Parte da Inspiração de meu cronto veio de um texto de Joel Paviotti. A página dele no Caralivro se chama Iconografia da História.
O conteúdo do meu cronto é ficcional, mas como toda boa mentira tem sua base na verdade. O texto tem sido pensado desde o outubro passado, mas escrito entre os dias 27 a 30 de janeiro de 2022 e postado neste último dia.
2 comentários:
Sentimentos de pedra. Humanidade solúvel. Rios de lágrimas e soluços. Se o soltamos todos os errados, ou se mantemos presos os justos, não há mais uma necessidade de ser cidadão. Apenas de prevalecer e impor, dada força ou fé, uma vontade sobre a outra. Mas, o quê isso importa? Muitos arrotam que se temos onde morar, o que comer e o que fazer para conseguir dinheiro, nada mais importa. Apenas ignorâncias e indiferenças. Lembro-me de quando alguém mais magro zombava da minha obesidade. São essas coisas que sofremos que dão oportunidade pra resistirmos. E no mais, apenas se trata de algo visível e perecível, como a beleza. A verdadeira essência humana não está nas formas: está nas atitudes! Sejamos melhor após errar. Aceitemos que erraram antes de nós no jogo do poder. Aceitemos o passado e lutemos no presente por algum futuro!
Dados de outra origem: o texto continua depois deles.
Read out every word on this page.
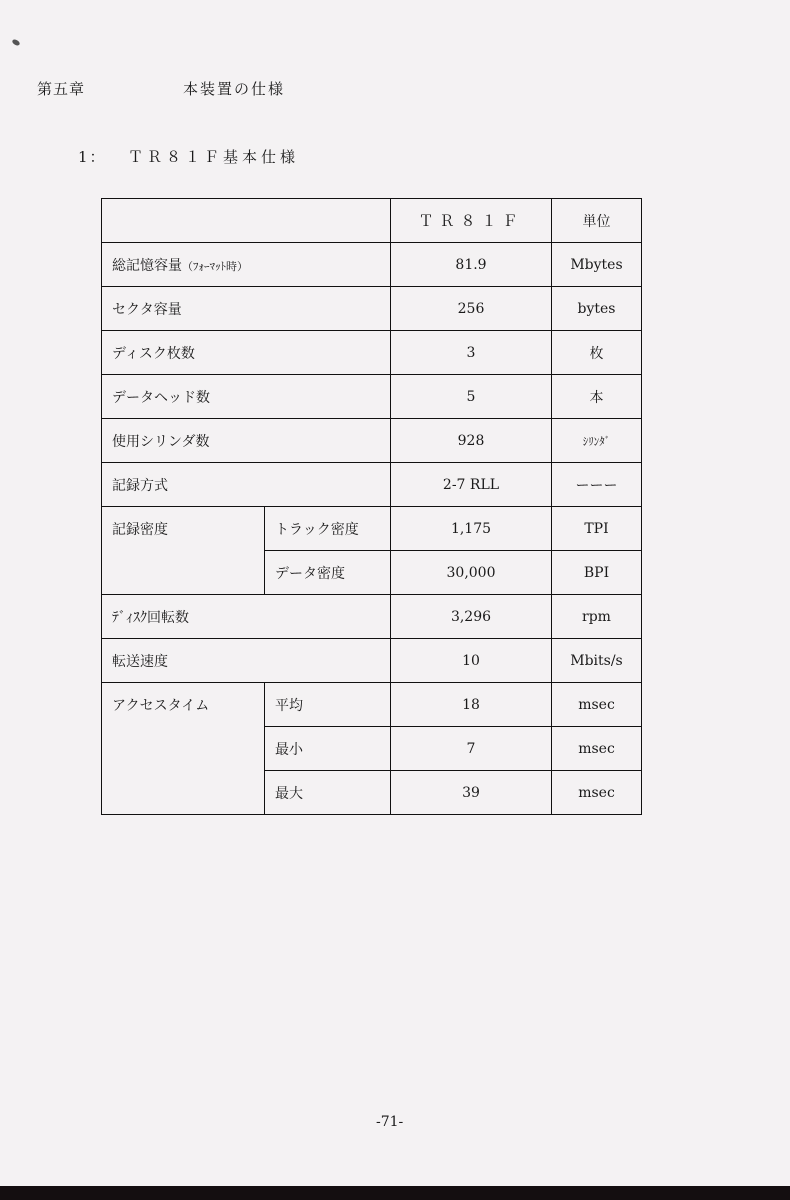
第五章	本装置の仕様
1： ＴＲ８１Ｆ基本仕様
		ＴＲ８１Ｆ	単位
総記憶容量（ﾌｫｰﾏｯﾄ時）		81.9	Mbytes
セクタ容量		256	bytes
ディスク枚数		3	枚
データヘッド数		5	本
使用シリンダ数		928	ｼﾘﾝﾀﾞ
記録方式		2-7 RLL	ーーー
記録密度	トラック密度	1,175	TPI
	データ密度	30,000	BPI
ﾃﾞｨｽｸ回転数		3,296	rpm
転送速度		10	Mbits/s
アクセスタイム	平均	18	msec
	最小	7	msec
	最大	39	msec
-71-
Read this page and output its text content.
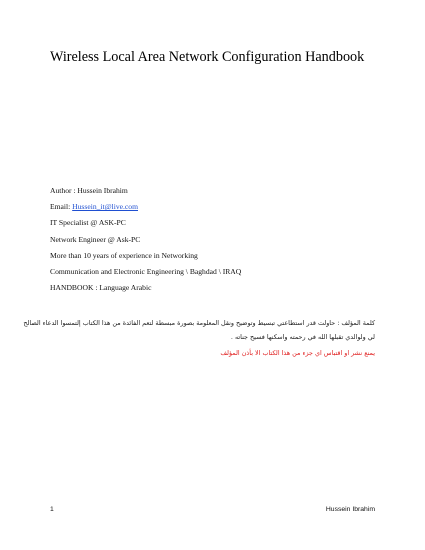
Wireless Local Area Network Configuration Handbook
Author : Hussein Ibrahim
Email: Hussein_it@live.com
IT Specialist @ ASK-PC
Network Engineer @ Ask-PC
More than 10 years of experience in Networking
Communication and Electronic Engineering \ Baghdad \ IRAQ
HANDBOOK : Language Arabic
كلمة المؤلف : حاولت قدر استطاعتي تبسيط وتوضيح ونقل المعلومة بصورة مبسطة لتعم الفائدة من هذا الكتاب إلتمسوا الدعاء الصالح
لي ولوالدي تقبلها الله في رحمته واسكنها فسيح جناته .
يمنع نشر او اقتباس اي جزء من هذا الكتاب الا بأذن المؤلف
1	Hussein Ibrahim
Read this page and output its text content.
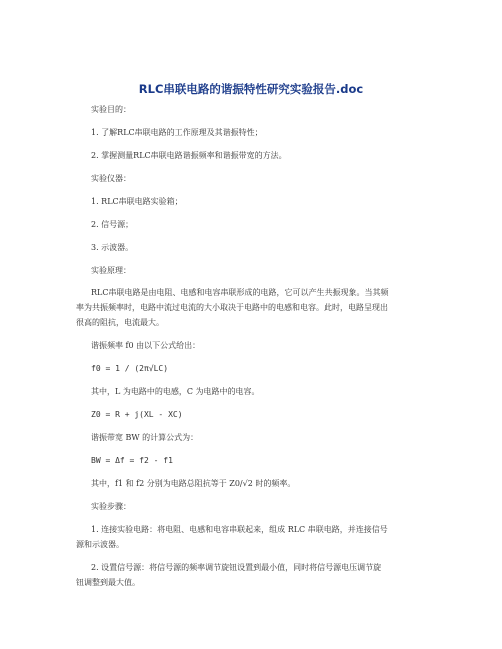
RLC串联电路的谐振特性研究实验报告.doc
实验目的：
1. 了解RLC串联电路的工作原理及其谐振特性；
2. 掌握测量RLC串联电路谐振频率和谐振带宽的方法。
实验仪器：
1. RLC串联电路实验箱；
2. 信号源；
3. 示波器。
实验原理：
RLC串联电路是由电阻、电感和电容串联形成的电路，它可以产生共振现象。当其频
率为共振频率时，电路中流过电流的大小取决于电路中的电感和电容。此时，电路呈现出
很高的阻抗，电流最大。
谐振频率 f0 由以下公式给出：
f0 = 1 / (2π√LC)
其中，L 为电路中的电感，C 为电路中的电容。
Z0 = R + j(XL - XC)
谐振带宽 BW 的计算公式为：
BW = Δf = f2 - f1
其中，f1 和 f2 分别为电路总阻抗等于 Z0/√2 时的频率。
实验步骤：
1. 连接实验电路：将电阻、电感和电容串联起来，组成 RLC 串联电路，并连接信号
源和示波器。
2. 设置信号源：将信号源的频率调节旋钮设置到最小值，同时将信号源电压调节旋
钮调整到最大值。
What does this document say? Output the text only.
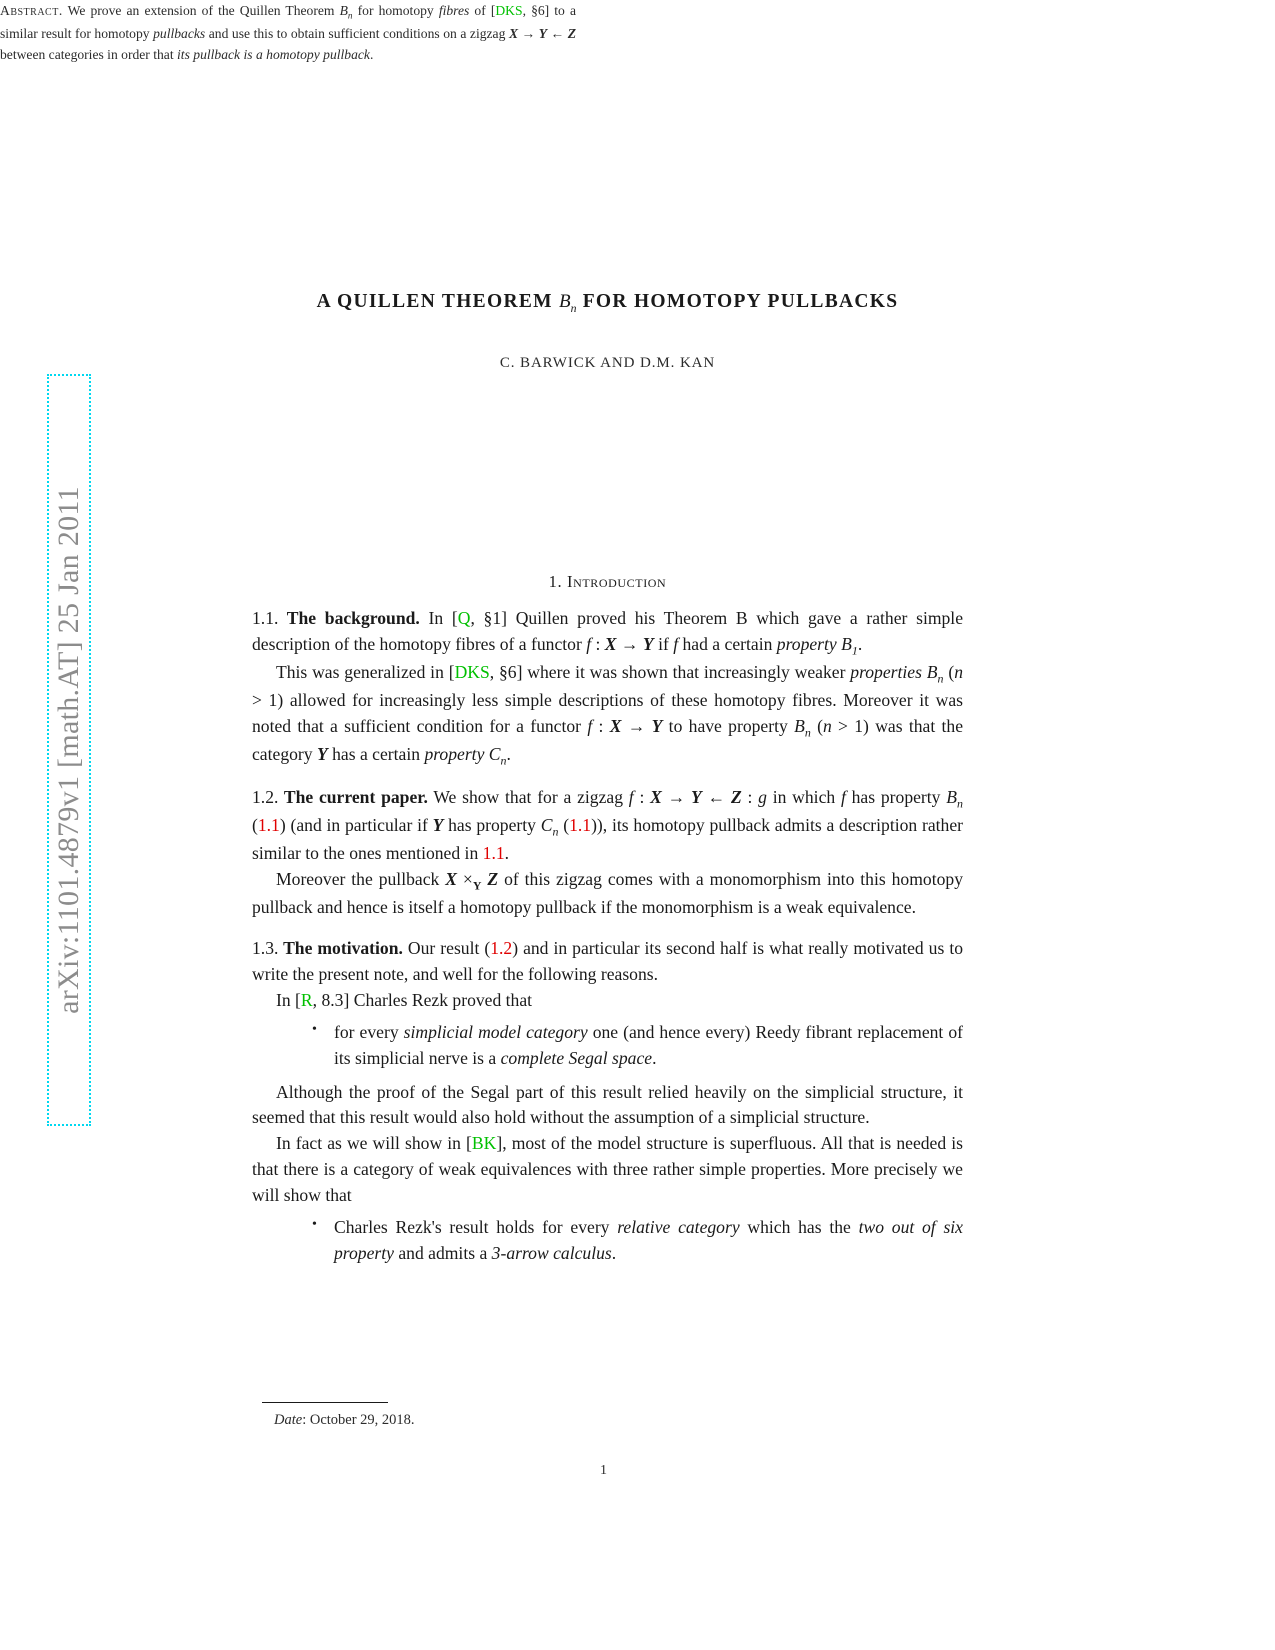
arXiv:1101.4879v1 [math.AT] 25 Jan 2011
A QUILLEN THEOREM $B_n$ FOR HOMOTOPY PULLBACKS
C. BARWICK AND D.M. KAN
Abstract. We prove an extension of the Quillen Theorem $B_n$ for homotopy fibres of [DKS, §6] to a similar result for homotopy pullbacks and use this to obtain sufficient conditions on a zigzag X → Y ← Z between categories in order that its pullback is a homotopy pullback.
1. Introduction

1.1. The background. In [Q, §1] Quillen proved his Theorem B which gave a rather simple description of the homotopy fibres of a functor f : X → Y if f had a certain property $B_1$.

This was generalized in [DKS, §6] where it was shown that increasingly weaker properties $B_n$ (n > 1) allowed for increasingly less simple descriptions of these homotopy fibres. Moreover it was noted that a sufficient condition for a functor f : X → Y to have property $B_n$ (n > 1) was that the category Y has a certain property $C_n$.

1.2. The current paper. We show that for a zigzag f : X → Y ← Z : g in which f has property $B_n$ (1.1) (and in particular if Y has property $C_n$ (1.1)), its homotopy pullback admits a description rather similar to the ones mentioned in 1.1.

Moreover the pullback $X \times_Y$ Z of this zigzag comes with a monomorphism into this homotopy pullback and hence is itself a homotopy pullback if the monomorphism is a weak equivalence.

1.3. The motivation. Our result (1.2) and in particular its second half is what really motivated us to write the present note, and well for the following reasons.

In [R, 8.3] Charles Rezk proved that

• for every simplicial model category one (and hence every) Reedy fibrant replacement of its simplicial nerve is a complete Segal space.

Although the proof of the Segal part of this result relied heavily on the simplicial structure, it seemed that this result would also hold without the assumption of a simplicial structure.

In fact as we will show in [BK], most of the model structure is superfluous. All that is needed is that there is a category of weak equivalences with three rather simple properties. More precisely we will show that

• Charles Rezk's result holds for every relative category which has the two out of six property and admits a 3-arrow calculus.
Date: October 29, 2018.
1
Haverão de existir princípios éticos absolutos, e eles, certamente, remeterão a uma regra: não fazer a meu próximo aquilo que não gostaria de que fosse feito comigo. Tal regra encontra-se em todas as culturas. O carrasco nazista mencionado no conto certamente não gostaria de sofrer aquilo que sofreram, nas suas mãos, as suas vítimas. Ele, ao infligir dor em seus semelhantes, passava por cima da regra mencionada, pois não gostaria de que alguém lhe infligisse dor. Tinha consciência disso. É a partir de tal regra que a dor do outro diz respeito a mim, humano que sou. E ser agente transformador de uma realidade desumana é papel de todos os que se querem verdadeiramente humanos.